Outside of one proposed rule, the holiday-shortened week was largely a muted one. Across 11 rulemakings with some measurable economic impact, most failed to have an effect beyond the tens of millions of dollars range. A Department of Energy (DOE) proposal regarding efficiency standards for consumer furnace units provided almost the entirety of the week’s cost total. Across all rulemakings, agencies published $4 billion in total net costs and added 250,370 annual paperwork burden hours.


  • Proposed Rules: 23
  • Final Rules: 47
  • 2022 Total Pages: 40,963
  • 2022 Final Rule Costs: $13.8 billion
  • 2022 Proposed Rule Costs: $82.3 billion


The most significant rulemaking of the week was DOE’s proposed rule regarding “Energy Conservation Program: Energy Conservation Standards for Consumer Furnaces.” In particular, the proposed rule seeks to update the standards for “Non-Weatherized Gas Furnaces and Mobile Home Gas Furnaces.” The proposal continues a recent trend and marks yet another energy efficiency rulemaking that crosses the billion-dollar threshold. DOE estimates that the “Consumer Incremental Product Costs” increases for such furnaces could add up to $4 billion over a 30-year period.


As we have already seen from executive orders and memos, the Biden Administration will surely provide plenty of contrasts with the Trump Administration on the regulatory front. And while there is a general expectation that the current administration will seek to broadly restore Obama-esque regulatory actions, there will also be areas where it charts its own course. Since the AAF RegRodeo data extend back to 2005, it is possible to provide weekly updates on how the top-level trends of President Biden’s regulatory record track with those of his two most recent predecessors. The following table provides the cumulative totals of final rules containing some quantified economic impact from each administration through this point in their respective terms.

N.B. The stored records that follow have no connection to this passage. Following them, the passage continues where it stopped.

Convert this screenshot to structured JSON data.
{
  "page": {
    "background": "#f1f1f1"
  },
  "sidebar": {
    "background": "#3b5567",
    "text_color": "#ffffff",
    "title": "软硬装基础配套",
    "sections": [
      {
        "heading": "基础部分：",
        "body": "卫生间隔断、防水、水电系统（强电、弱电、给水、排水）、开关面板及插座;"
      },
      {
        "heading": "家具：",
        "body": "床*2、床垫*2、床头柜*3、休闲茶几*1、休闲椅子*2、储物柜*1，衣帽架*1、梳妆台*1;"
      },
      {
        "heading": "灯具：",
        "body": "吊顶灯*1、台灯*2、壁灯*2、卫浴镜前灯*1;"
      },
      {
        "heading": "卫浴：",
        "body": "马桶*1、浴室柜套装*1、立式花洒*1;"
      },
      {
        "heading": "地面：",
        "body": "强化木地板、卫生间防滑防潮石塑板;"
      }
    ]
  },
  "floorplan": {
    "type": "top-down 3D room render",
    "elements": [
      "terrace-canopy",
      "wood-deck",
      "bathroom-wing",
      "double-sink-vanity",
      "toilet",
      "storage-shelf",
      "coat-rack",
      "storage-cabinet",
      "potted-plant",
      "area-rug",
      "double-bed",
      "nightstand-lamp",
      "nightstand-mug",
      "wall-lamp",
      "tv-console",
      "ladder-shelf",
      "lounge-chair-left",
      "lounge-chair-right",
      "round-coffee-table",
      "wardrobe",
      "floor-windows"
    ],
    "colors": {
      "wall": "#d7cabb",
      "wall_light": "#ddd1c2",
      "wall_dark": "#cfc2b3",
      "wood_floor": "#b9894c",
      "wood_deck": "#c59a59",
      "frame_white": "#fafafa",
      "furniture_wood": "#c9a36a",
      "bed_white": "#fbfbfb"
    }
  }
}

As noted above, last week’s major action came on the proposed rule side. As such, there was limited movement in the Biden Administration’s final rule tallies; costs increased by a grand total of $17.4 million while annual paperwork ticked up by just over 100,000 hours. The other two administrations’ rulemakings were also relatively modest, albeit in opposite directions. For the Trump Administration – thanks primarily to a Department of Education rule – costs and paperwork declined by $18.2 million and 152,000 hours, respectively. The Obama-era totals rose by $38.4 million and 385,000 hours with a defense acquisition rule providing the bulk of both those increases.


This week, a federal court tosses three Trump-era Endangered Species Act (ESA) rules.

Source: “Wildlife” by Lucie Sa_Vi

On July 5, a judge on the U.S. District Court for the Northern District of California vacated three rules promulgated in August 2019 by the Trump Administration dealing with the ESA. The first allowed the federal agencies that implement the ESA, the Fish and Wildlife Service and the National Marine Fisheries Service (the Services), to consider economic impacts when making listing decisions and critical habitat designations. The second removed a provision that automatically protected species designated as threatened prior to their potential listing as endangered. The third amended federal regulations regarding how agencies cooperate with regard to the ESA.

In tandem, the Trump Administration’s rules trimmed back the effective coverage of the ESA by making the Services consider additional factors in how they list species and designate protected areas. They also removed certain prohibitions on takes, or kills or removals, of plants and animals designated as threatened. The changes were intended to limit possible adverse economic impacts from overly protective listings and habitat areas designations, which some viewed as tools abused by environmental groups to prevent development.

Environmental groups challenged the rules on procedural grounds, arguing that the Services failed to properly assess potential harms and impacts to the environment and that changes were made to the final rule that were not available for public comment. The rules’ fate was sealed with the inauguration of the Biden Administration, which immediately indicated it intended to review the rules.

With the plaintiffs and federal government of like mind on the matter, a federal judge remanded the issue back to the Services and vacated the 2019 rules. The decision gives the Biden Administration a blank slate with which to revise ESA protections if it chooses and prevents it from having to go through the regulatory process to remove the Trump-era rules.


Since January 1, the federal government has published $96.1 billion in total net costs (with $13.8 billion in new costs from finalized rules) and 71.1 million hours of net annual paperwork burden increases (with 4.3 million hours in increases from final rules).